That headline is a fancy way of saying you’ve probably felt like you’re missing out on something, that you need to move on to the next thing every other minute of your waking day. It’s most oppressive in media consumption.
“TikTok now has over 850 million users – I have not yet seen anyone try to quantify the billion of minutes viewed/week that converts into, but it’s quite likely that it dwarfs Netflix’s weekly minute view count (which has 195mm users).”
Elena Burger
Is This Profitable?
That quote is taken from Burger’s essay on “what we talk about when we talk about eyeballs,” her exposition on the ever-evasive attempt to ratify the true number of viewers in the streaming wars. That bit was tucked away in the coda to her work; it’s where I found the piece to be the most revelatory: when she compared Netflix to TikTok.

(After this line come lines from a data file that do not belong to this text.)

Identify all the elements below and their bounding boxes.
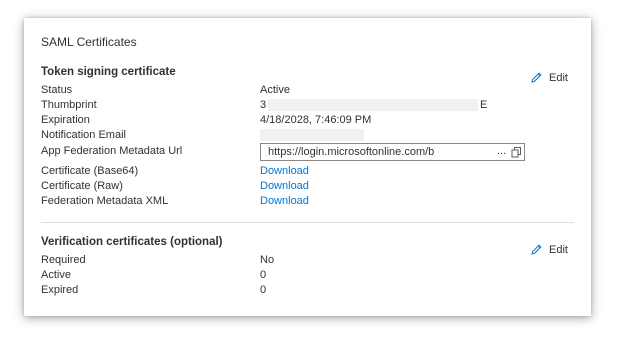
expired-label: Expired xyxy=(41,284,79,296)
thumbprint-redaction xyxy=(268,99,478,111)
expiration-label: Expiration xyxy=(41,114,90,126)
pencil-icon xyxy=(530,71,543,84)
active-label: Active xyxy=(41,269,71,281)
verification-edit-button[interactable]: Edit xyxy=(530,243,568,256)
thumbprint-value-end: E xyxy=(480,99,488,111)
required-value: No xyxy=(260,254,275,266)
thumbprint-label: Thumbprint xyxy=(41,99,97,111)
verification-heading: Verification certificates (optional) xyxy=(41,236,223,248)
status-value: Active xyxy=(260,84,290,96)
metadata-url-text: https://login.microsoftonline.com/b xyxy=(268,146,435,158)
expiration-value: 4/18/2028, 7:46:09 PM xyxy=(260,114,372,126)
metadata-url-label: App Federation Metadata Url xyxy=(41,145,183,157)
certificate-raw-download-link[interactable]: Download xyxy=(260,180,309,192)
notification-email-redaction xyxy=(260,129,364,141)
certificate-base64-download-link[interactable]: Download xyxy=(260,165,309,177)
edit-label: Edit xyxy=(549,243,568,256)
metadata-url-field[interactable]: https://login.microsoftonline.com/b ... xyxy=(260,143,525,161)
section-divider xyxy=(41,222,574,223)
saml-certificates-card: SAML Certificates Token signing certific… xyxy=(24,18,591,316)
token-signing-edit-button[interactable]: Edit xyxy=(530,71,568,84)
status-label: Status xyxy=(41,84,73,96)
expired-value: 0 xyxy=(260,284,267,296)
required-label: Required xyxy=(41,254,86,266)
notification-email-label: Notification Email xyxy=(41,129,126,141)
active-value: 0 xyxy=(260,269,267,281)
token-signing-heading: Token signing certificate xyxy=(41,66,176,78)
card-title: SAML Certificates xyxy=(41,35,137,49)
thumbprint-value-start: 3 xyxy=(260,99,267,111)
certificate-raw-label: Certificate (Raw) xyxy=(41,180,123,192)
certificate-base64-label: Certificate (Base64) xyxy=(41,165,139,177)
copy-icon[interactable] xyxy=(511,147,522,161)
federation-metadata-xml-label: Federation Metadata XML xyxy=(41,195,169,207)
pencil-icon xyxy=(530,243,543,256)
edit-label: Edit xyxy=(549,71,568,84)
url-ellipsis: ... xyxy=(497,145,507,157)
federation-metadata-xml-download-link[interactable]: Download xyxy=(260,195,309,207)
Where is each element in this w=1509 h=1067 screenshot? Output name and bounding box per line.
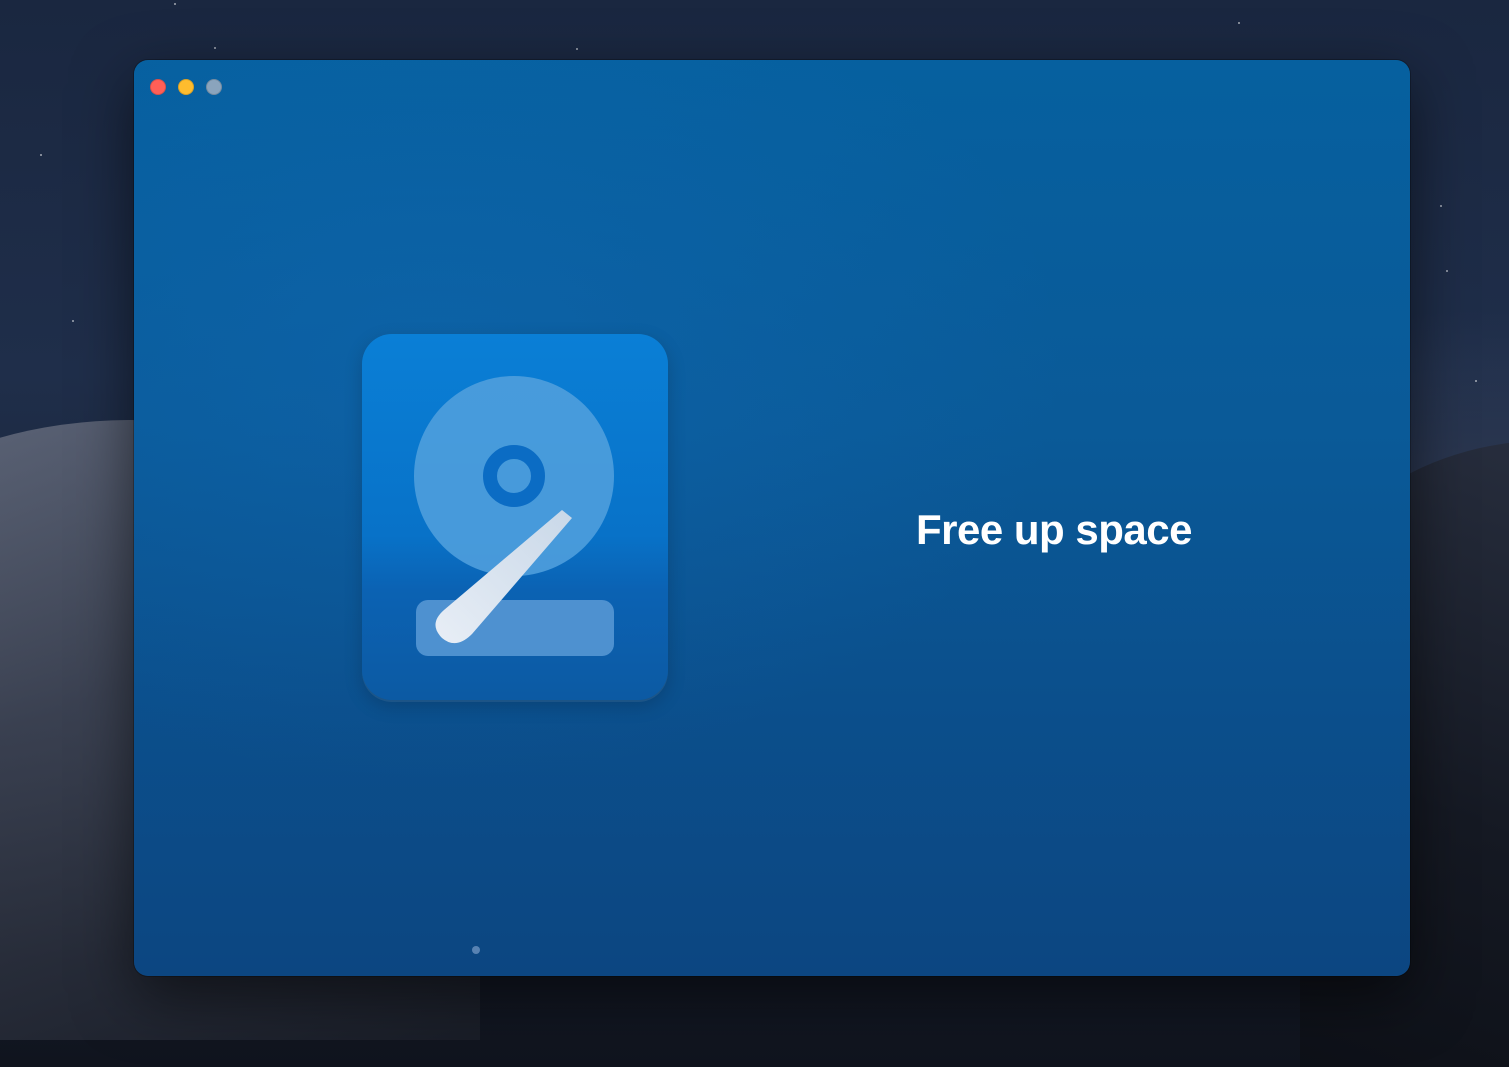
star <box>174 3 176 5</box>
desktop-background: Free up space <box>0 0 1509 1067</box>
zoom-button[interactable] <box>206 79 222 95</box>
star <box>1446 270 1448 272</box>
drive-platter <box>414 376 614 576</box>
star <box>72 320 74 322</box>
app-window: Free up space <box>134 60 1410 976</box>
star <box>214 47 216 49</box>
star <box>40 154 42 156</box>
star <box>1440 205 1442 207</box>
onboarding-headline: Free up space <box>916 506 1192 553</box>
hard-drive-graphic <box>414 376 614 656</box>
minimize-button[interactable] <box>178 79 194 95</box>
star <box>576 48 578 50</box>
star <box>1238 22 1240 24</box>
window-controls <box>150 79 222 95</box>
hard-drive-icon <box>362 334 668 700</box>
page-indicator-dot[interactable] <box>472 946 480 954</box>
star <box>1475 380 1477 382</box>
close-button[interactable] <box>150 79 166 95</box>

As the companies are branded, one is a streaming service, the other a social network. But they’re competitors. It’s an apples-to-apples comparison that shirks the companies’ colloquial characterizations. So much so, Burger also implies in a nearby sentence that Netflix had to adjust their metric of a view from “watching 70% of an episode” to watching “the first two minutes” – and that it might or might not have happened shortly after TikTok exploded in Q1 of 2020 as lockdown force-fed everyone their phones.
Netflix, via their shareholder letter announcing the change, claims the adjustment to the view metric is to internally level the playing field between long-form works (like The Highwaymen, a two-hour-plus movie) and short episodes (like the 15-minute-long episodes of Special). They buttress the move by leveraging the social equity of the New York Times, YouTube, and the BBC: “But this is how they do it!”

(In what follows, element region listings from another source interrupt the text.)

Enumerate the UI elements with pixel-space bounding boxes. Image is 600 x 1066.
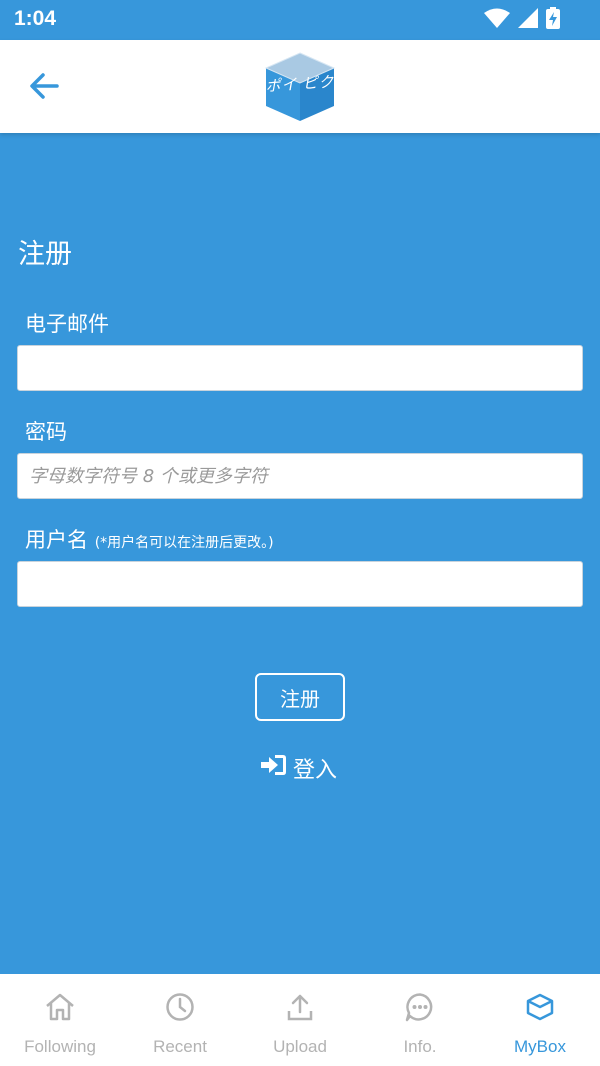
status-bar: 1:04 <box>0 0 600 40</box>
box-icon <box>524 991 556 1023</box>
signal-icon <box>518 8 538 32</box>
status-icons <box>484 7 560 33</box>
tab-label: Upload <box>273 1037 327 1056</box>
chat-icon <box>404 991 436 1023</box>
wifi-icon <box>484 8 510 32</box>
clock-icon <box>164 991 196 1023</box>
tab-recent[interactable]: Recent <box>120 974 240 1066</box>
sign-in-icon <box>261 754 287 782</box>
tab-label: Following <box>24 1037 96 1056</box>
app-logo: ポイ ピク <box>262 49 338 125</box>
home-icon <box>44 991 76 1023</box>
login-link[interactable]: 登入 <box>261 752 337 784</box>
password-label: 密码 <box>25 420 67 444</box>
password-field[interactable] <box>17 453 583 499</box>
tab-following[interactable]: Following <box>0 974 120 1066</box>
tab-label: Info. <box>403 1037 437 1056</box>
login-label: 登入 <box>293 758 338 783</box>
tab-upload[interactable]: Upload <box>240 974 360 1066</box>
register-button[interactable]: 注册 <box>255 673 345 721</box>
bottom-tab-bar: Following Recent Upload Info. MyBox <box>0 974 600 1066</box>
username-field[interactable] <box>17 561 583 607</box>
email-label: 电子邮件 <box>25 312 109 336</box>
status-time: 1:04 <box>14 7 57 30</box>
email-field[interactable] <box>17 345 583 391</box>
username-label-row: 用户名 (*用户名可以在注册后更改。) <box>25 524 274 554</box>
upload-icon <box>284 991 316 1023</box>
app-bar: ポイ ピク <box>0 40 600 133</box>
tab-label: MyBox <box>514 1037 566 1056</box>
username-hint: (*用户名可以在注册后更改。) <box>94 535 274 551</box>
page-title: 注册 <box>18 239 72 270</box>
arrow-back-icon <box>29 73 59 103</box>
back-button[interactable] <box>24 68 64 108</box>
tab-label: Recent <box>153 1037 207 1056</box>
tab-info[interactable]: Info. <box>360 974 480 1066</box>
tab-mybox[interactable]: MyBox <box>480 974 600 1066</box>
battery-charging-icon <box>546 7 560 33</box>
username-label: 用户名 <box>25 528 88 552</box>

They’re not wrong. But it’s also exactly how TikTok does it. Make it short enough and 70% becomes irrelevant. Two minutes becomes irrelevant. You just watch 100% of the video. It’s how Twitter got you to read 100% of a sentence. It’s why some online publications put a hard return at the end of every sentence. (Paragraphs are hard.)
The casualty in all of this is the preimminent, sustained feeling of schizophrenia created as the moments between your A actions and your B actions are becoming infinitely compressed. Burger quotes David Harvey from his book The Condition of Postmodernity (released in 1989!):
As space appears to shrink to a ‘global village’ of telecommunications and a ‘spaceship earth’ of economic and ecological interdependencies … and as time horizons shorten to the point where the present is all there is (the world of the schizophrenic), so we have to learn how to cope with an overwhelming sense of compression of our spatial and temporal worlds.
David Harvey
The Condition of Postmodernity, p. 240
That’s the fancy way of saying FOMO because we don’t actually cope with that “sense of compression.” Instead, it’s that abiding feeling when your attention span has shrunk to the time it takes you to watch a TikTok video and your brain already feels like it needs to move on to the next, causing a wake of mental pollution and a guilt of wasted time – you can remember 30 minutes ago when you aimlessly opened TikTok but now your legs have fallen asleep from sitting on the toilet too long. (And, in a previous life, that same amount of time would have been eight minutes longer than a cable-ready sitcom. But cable is already dust.)
I present it without subjective opinion, more so because, for me, it has realized the link in the chain from America’s pasttime of going to baseball games to going to the movies to sitting around a television set with dinner to binging Netflix to sharing a :15 second TikTok video. I don’t like to fight progress; objectively, this is how humanity will move forward. Your mind is your own personal world, but it’s likely you have felt that same forward movement compress so rapidly and felt it overcome so many “spatial barriers that the world sometimes seems to collapse inwards upon (p. 240)” you.
It’s fascinating to think about what will happen when our minds either a) break down, or b) catch up to those gaps in the time horizon and slow it down.